= Christopher Bassett =

Welsh Methodist cleric (1753–1784)

Christopher Bassett (1753 - 8 February 1784) was a Welsh Methodist cleric.

==Life==
Bassett was born in Aberthaw, Glamorgan, Wales to Christopher and Alice Bassett, both followers of Howell Harris (one of the leaders of the Welsh Methodist revival). After studying at Cowbridge Grammar School, Bassett went to Jesus College, Oxford, matriculating in 1768. He obtained a B.A. degree in 1772, adding a M.A. degree in 1775. He was ordained by Richard Terrick, the Bishop of London, and was a curate under William Romaine at St Ann Blackfriars in London.
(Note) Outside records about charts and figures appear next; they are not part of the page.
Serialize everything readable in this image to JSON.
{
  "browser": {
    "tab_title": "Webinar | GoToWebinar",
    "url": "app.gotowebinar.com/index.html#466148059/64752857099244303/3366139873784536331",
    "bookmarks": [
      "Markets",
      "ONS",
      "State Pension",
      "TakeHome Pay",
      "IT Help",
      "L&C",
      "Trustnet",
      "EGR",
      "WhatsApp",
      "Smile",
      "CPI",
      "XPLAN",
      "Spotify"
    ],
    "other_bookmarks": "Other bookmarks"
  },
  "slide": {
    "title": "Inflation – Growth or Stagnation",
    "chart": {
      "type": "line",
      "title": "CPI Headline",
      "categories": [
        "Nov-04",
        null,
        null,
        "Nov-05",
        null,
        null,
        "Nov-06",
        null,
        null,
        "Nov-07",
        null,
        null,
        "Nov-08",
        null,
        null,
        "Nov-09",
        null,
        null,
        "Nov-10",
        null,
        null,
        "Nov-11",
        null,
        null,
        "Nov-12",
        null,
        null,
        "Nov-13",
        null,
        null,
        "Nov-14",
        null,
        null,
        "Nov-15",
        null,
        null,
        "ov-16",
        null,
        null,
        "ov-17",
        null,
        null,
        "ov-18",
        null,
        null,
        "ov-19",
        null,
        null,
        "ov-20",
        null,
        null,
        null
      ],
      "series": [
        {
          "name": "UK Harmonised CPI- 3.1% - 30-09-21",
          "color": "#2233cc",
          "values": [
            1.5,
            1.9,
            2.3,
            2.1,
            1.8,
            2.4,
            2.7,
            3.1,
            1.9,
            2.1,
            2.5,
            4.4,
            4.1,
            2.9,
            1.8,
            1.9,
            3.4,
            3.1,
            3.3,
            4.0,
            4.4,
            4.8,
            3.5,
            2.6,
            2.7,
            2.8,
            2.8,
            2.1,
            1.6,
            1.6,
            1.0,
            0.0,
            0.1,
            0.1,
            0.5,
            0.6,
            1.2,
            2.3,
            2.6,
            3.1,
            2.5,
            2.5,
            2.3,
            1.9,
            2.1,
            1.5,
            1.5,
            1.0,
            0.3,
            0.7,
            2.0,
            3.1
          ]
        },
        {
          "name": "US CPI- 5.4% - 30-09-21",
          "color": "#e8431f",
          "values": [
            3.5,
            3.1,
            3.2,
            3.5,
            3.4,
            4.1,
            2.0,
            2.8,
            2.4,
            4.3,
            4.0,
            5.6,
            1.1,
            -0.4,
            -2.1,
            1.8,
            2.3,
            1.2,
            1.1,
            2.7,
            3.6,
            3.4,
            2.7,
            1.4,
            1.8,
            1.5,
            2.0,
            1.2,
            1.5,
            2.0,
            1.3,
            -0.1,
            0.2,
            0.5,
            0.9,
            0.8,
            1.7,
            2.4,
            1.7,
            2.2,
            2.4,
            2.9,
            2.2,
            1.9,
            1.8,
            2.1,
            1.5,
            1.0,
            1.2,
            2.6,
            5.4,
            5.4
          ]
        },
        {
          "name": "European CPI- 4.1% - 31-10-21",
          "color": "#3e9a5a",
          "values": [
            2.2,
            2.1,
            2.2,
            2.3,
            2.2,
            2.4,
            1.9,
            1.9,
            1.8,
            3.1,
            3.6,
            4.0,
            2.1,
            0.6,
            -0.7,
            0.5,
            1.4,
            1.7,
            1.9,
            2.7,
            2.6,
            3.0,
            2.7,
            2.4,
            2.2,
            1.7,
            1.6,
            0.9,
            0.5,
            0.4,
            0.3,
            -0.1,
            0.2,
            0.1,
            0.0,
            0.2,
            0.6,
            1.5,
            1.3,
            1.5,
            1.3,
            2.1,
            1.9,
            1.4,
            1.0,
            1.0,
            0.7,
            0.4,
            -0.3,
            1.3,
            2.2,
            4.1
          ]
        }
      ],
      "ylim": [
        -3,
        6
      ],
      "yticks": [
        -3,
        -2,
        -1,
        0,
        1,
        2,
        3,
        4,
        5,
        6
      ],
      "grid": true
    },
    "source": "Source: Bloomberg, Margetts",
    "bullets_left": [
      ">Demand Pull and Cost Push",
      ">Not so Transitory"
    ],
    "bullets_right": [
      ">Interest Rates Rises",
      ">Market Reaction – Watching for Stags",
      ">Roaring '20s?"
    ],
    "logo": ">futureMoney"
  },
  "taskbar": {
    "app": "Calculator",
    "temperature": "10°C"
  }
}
However, health problems caused him to return to Wales, where he became successively curate at St. Fagans and Porthkerry in Glamorgan, establishing Methodist societies in both places, and preaching to Methodists throughout South Wales. He travelled to his sister's house in Bristol in 1783 when his health worsened, and he died there of tuberculosis on 8 February 1784. He was buried at St Athan, Glamorgan. Tributes were paid to him by William Williams, Pantycelyn and others, and David Jones of Llangan, wrote a short biography titled Llythyr oddiwrth Dafydd ab Ioan y Pererin at Ioan ab Gwilim y Prydydd..., published at Trevecka in 1784.